I’ve talked before about breaking my own rules when it comes to blogging and the need to take a break from writing sometimes, so I won’t rehash it here. Long story short: deadlines and goals are good, but giving yourself grace is important too. (And who hasn’t needed some grace in 2020?)
I’ve gotten to the point where I can usually tell when I’m getting burned out – I get bored. Projects and hobbies that, at first, felt exciting and new to me lose their shininess. As I’ve said before, sometimes you have to push through – in other words, dig deep and rediscover what made you fall in love with that project or hobby in the first place. Sometimes you need to step away entirely until you can look at it with fresh eyes.
Other times, though, you need to find a middle ground.
I’ll use myself as an example: this year, my goal was to write the first draft of the first book for Project Quest, my fantasy novel trilogy. I blocked out the entire storyline last winter, and I was ready to give it another go in 2020.

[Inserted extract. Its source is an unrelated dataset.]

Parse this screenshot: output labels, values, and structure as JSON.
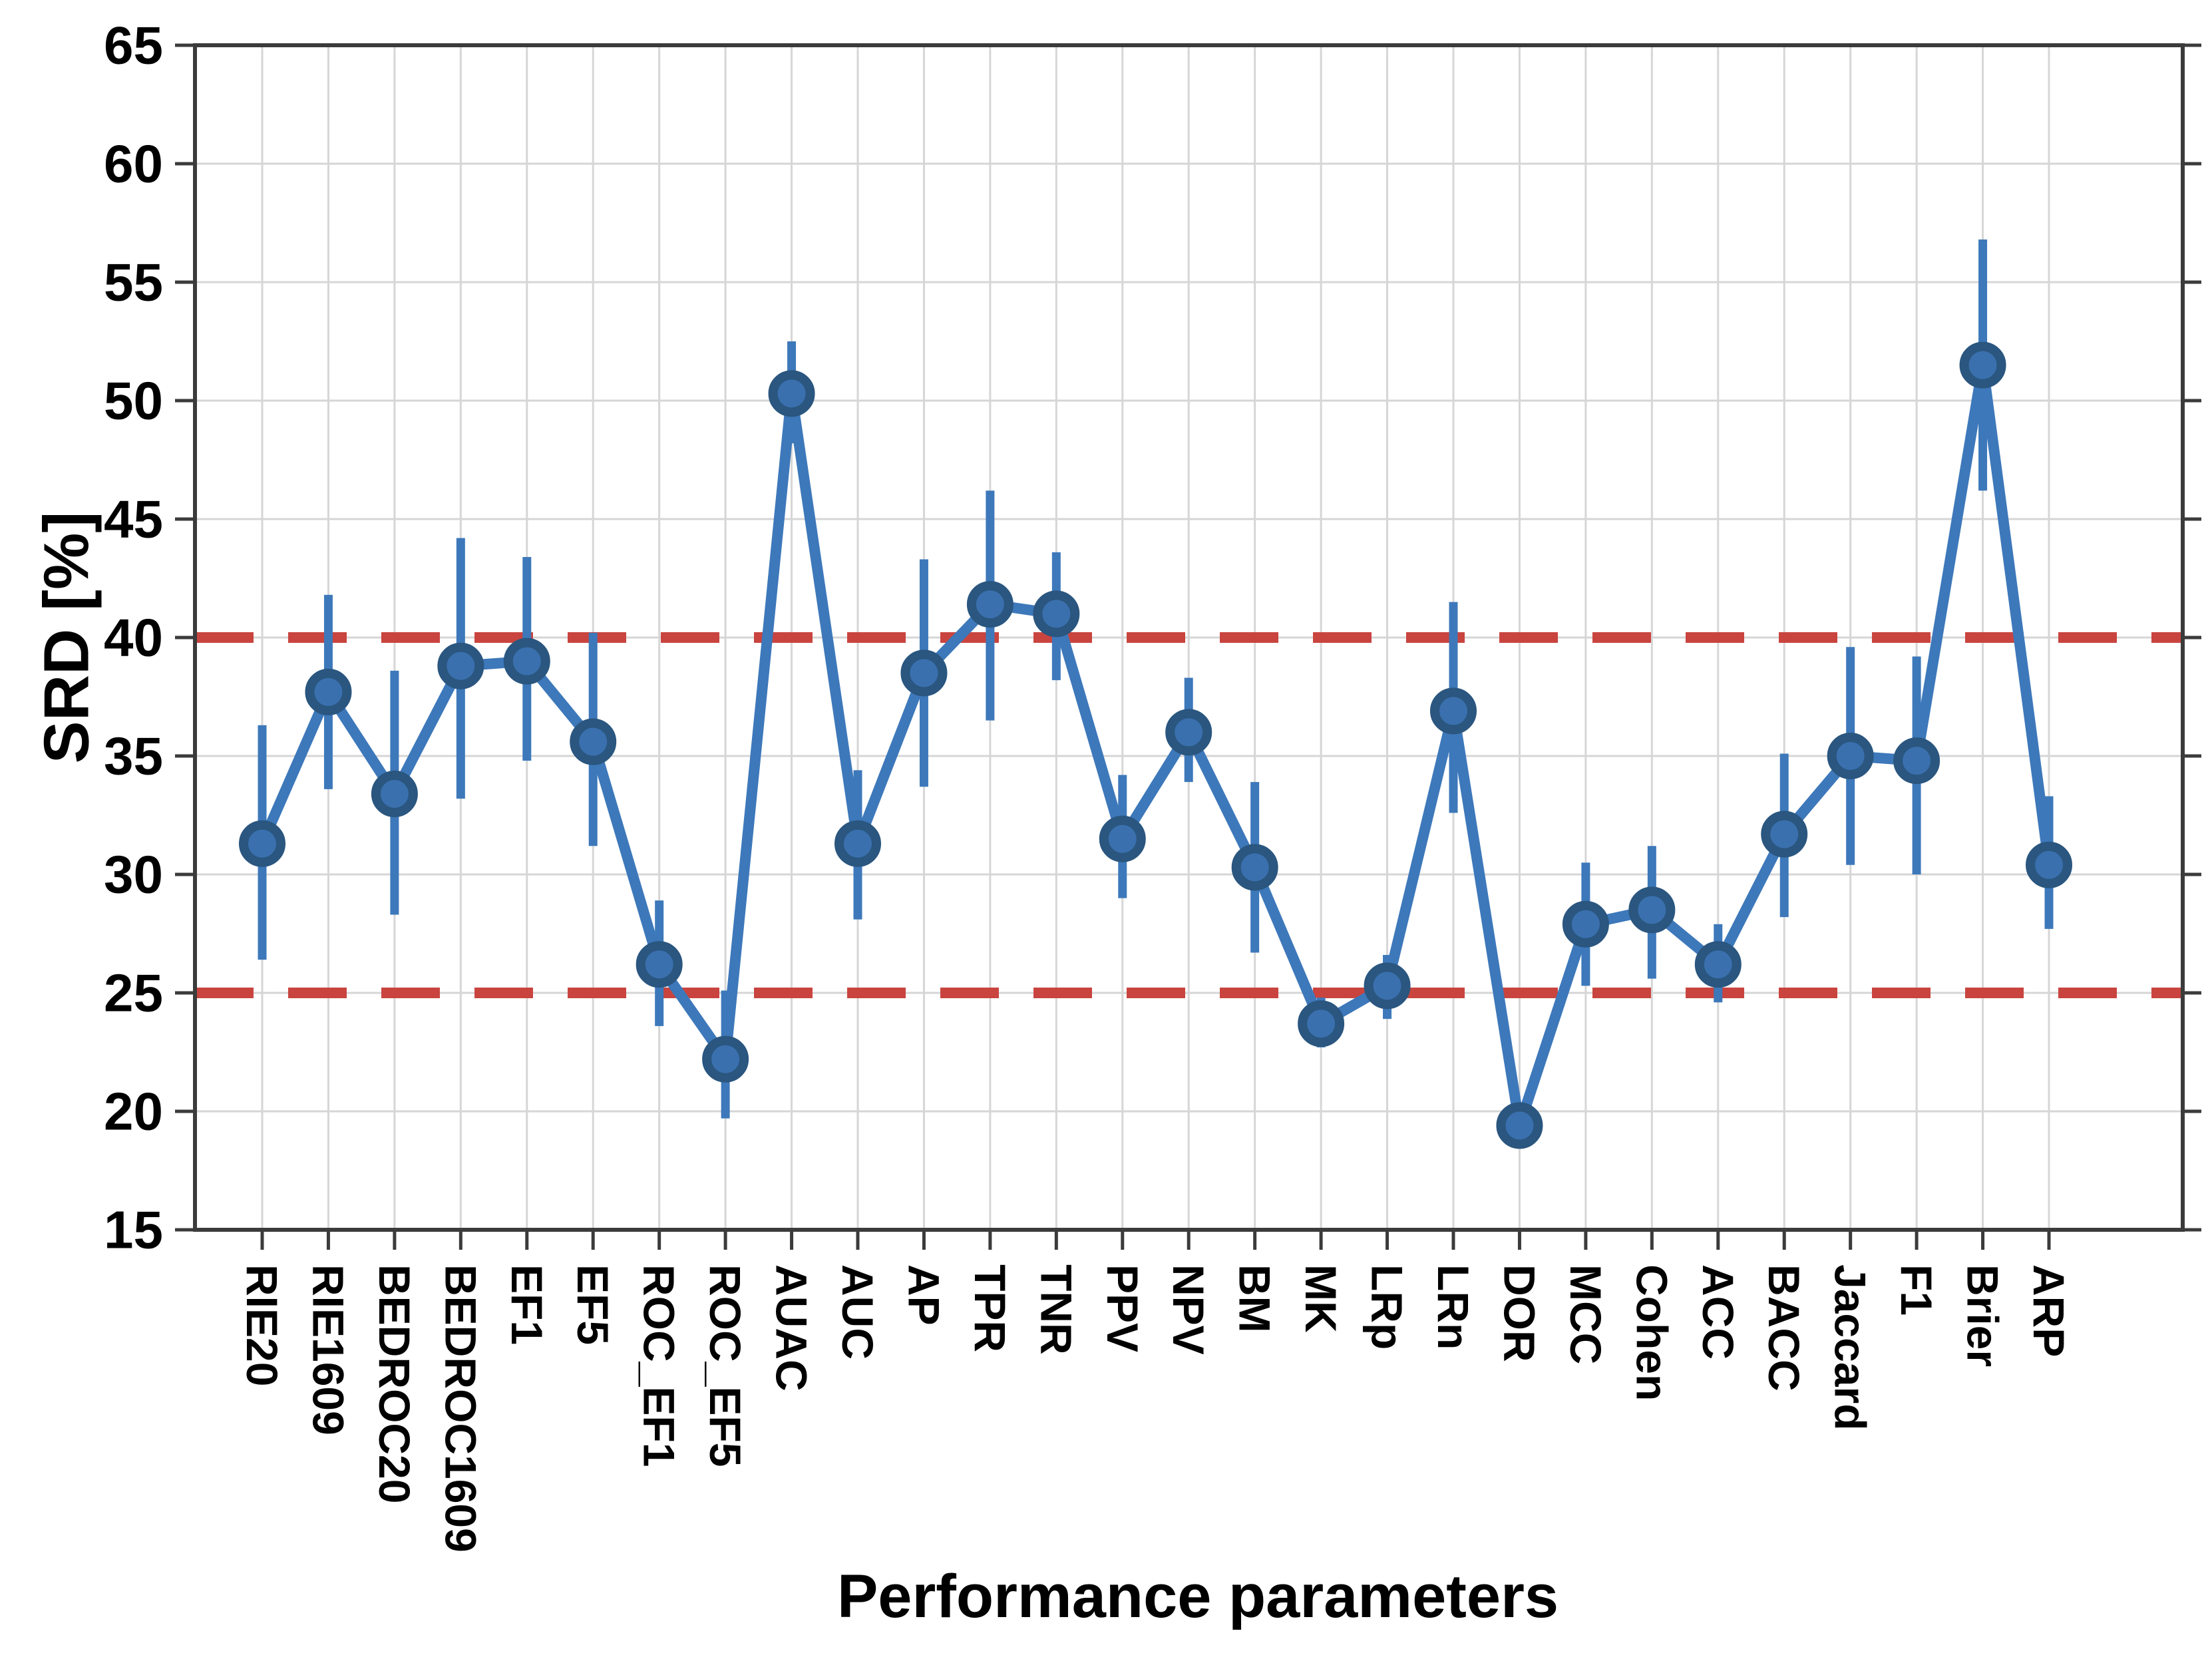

Ignoring for a moment that I unintentionally managed to pick the worst year to write a novel, this just wasn’t a sustainable mindset. I dedicated nearly all of my writing time to Project Quest, and halfway through the year, I was tired of it. Don’t get me wrong, it’s still near and dear to my heart, and it’s not going anywhere anytime soon.
At first I tried the “don’t do anything at all and just play video games” approach. It worked… sort of. The problem was that I still had an itch to write, but every time I sat down to work on Project Quest, I was at a loss.
For writers, October is often the signal that says “HEY NATIONAL NOVEL WRITING MONTH IS COMING SOON, GET YOUR ACT TOGETHER.” I hadn’t been planning on participating in NaNoWriMo this year for various reasons. And then those issues started resolving themselves, and I started running out of excuses.
So I told myself I would participate. If nothing else, the challenge would give me the push I needed to start writing again.
Unfortunately, this led to a second dilemma: What on earth was I going to write?
The obvious answer was Project Quest, since that was what I’d said I would dedicate this year to. And I did consider that, but it wasn’t long before I started feeling the dread of working on that again.
And I don’t remember what got me thinking about it, but my thoughts returned to a different writing project I’ve been whittling at over the years. I’ve written about Project Summer and The Show Must Go On, two connected novellas, here before. Those have always been more passion projects.
The thing about those novellas is that the world they were set in was always much larger than the stories allowed me to show. I have dozens of short stories and scenes – some going back five years or more – featuring those characters, but I could never figure out what to do with them.
I thought to myself, why should I focus on these single stories that don’t show the whole picture of a character’s arc?
Obviously characters (like people) will continue to change throughout their lives, so unless you plan on writing their autobiography, you have to pick your battles (or stories). But still, limiting myself to the novellas made things feel rushed and unfinished.
I decided to turn the project on its head. I picked out five main characters from the two projects and outlined story arcs for each of them. I picked a main problem for each of them, the “lesson” they had to learn, and used the Save The Cat method to sketch out some beat sheets. They don’t all start in the same place – one character’s story starts when they’re in middle school, while we don’t meet another until they begin college – but their stories intersect in different places and build on each other.
And that led me to Project SAGA: a collection of short stories following the lives of five friends over the course of several years. It combines elements of the two novellas, as well as many other scenes and stories I’ve written over time.
Will this become anything? I don’t know. It may just be a project I share with my “inner circle” for now. Or maybe I’ll just write it for myself.
And you know what? I think that’s what I need right now – to give myself a break from Project Quest and try something fresh in a different genre. To write something I love without the pressure of making it “good” for an “audience.” To simply enjoy watching my characters interact and live their own lives.
So here I go: I’m committing myself to NaNoWriMo 2020. And whether I win or not, I know I’ll be working on something that makes me happy.